Cada uma das engrenagens encaixa perfeitamente a outra, sendo guiadas por escolhas estéticas originais e ousadas que prestam homenagens a dramédias dos anos 1980 e 1990, por exemplo. Aliás, é preciso dizer que, apesar do tempo presente ser marcado por objetos do dia a dia, como os celulares, a narrativa que se desenrola quebra as barreiras do espaço-tempo – posicionada em uma espécie de dimensão alternativa que atravessa épocas e demonstra uma duradoura importância em meio a produtos descartáveis e esquecíveis. O enquadramento e a fotografia da terceira temporada se mantém firme numa elegância apaixonante, que preza pelo proposital excesso de simetria, em oposição às atribulações que cercam a vida dos personagens. A paleta de cores migra, numa fluidez surpreendente, a leveza dos momentos cômicos à sobriedade das revelações epifânicas e cruéis, como o embate entre Maeve e Aimee (Aimee Lou Wood), ou a briga entre Otis e Jean.

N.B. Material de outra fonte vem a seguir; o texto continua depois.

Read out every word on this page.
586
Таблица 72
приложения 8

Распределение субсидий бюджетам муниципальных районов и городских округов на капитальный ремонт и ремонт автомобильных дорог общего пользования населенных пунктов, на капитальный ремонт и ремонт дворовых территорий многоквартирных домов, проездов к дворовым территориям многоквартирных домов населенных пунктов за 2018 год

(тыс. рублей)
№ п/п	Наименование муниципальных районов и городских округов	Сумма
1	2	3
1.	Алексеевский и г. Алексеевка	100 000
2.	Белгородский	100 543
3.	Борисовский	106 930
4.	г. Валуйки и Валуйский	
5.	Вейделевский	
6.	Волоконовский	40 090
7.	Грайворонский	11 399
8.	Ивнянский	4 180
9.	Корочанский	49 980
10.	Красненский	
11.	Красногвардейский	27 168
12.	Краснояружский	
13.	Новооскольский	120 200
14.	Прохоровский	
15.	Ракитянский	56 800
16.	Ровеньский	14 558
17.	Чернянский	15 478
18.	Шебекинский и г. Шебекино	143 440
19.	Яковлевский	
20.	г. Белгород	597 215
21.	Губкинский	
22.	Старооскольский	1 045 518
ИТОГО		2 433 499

Sex Education retorna do melhor jeito possível com episódios tocantes, avassaladores e hilários – tudo ao mesmo tempo. Para além de entregar o ciclo mais sólido de sua breve existência, o show continua tão excêntrico quanto sua estreia há alguns anos e prova que é admirável por tratar com naturalidade aspectos da vida que são vistos com maus olhos por aqueles que não aceitam a si mesmos.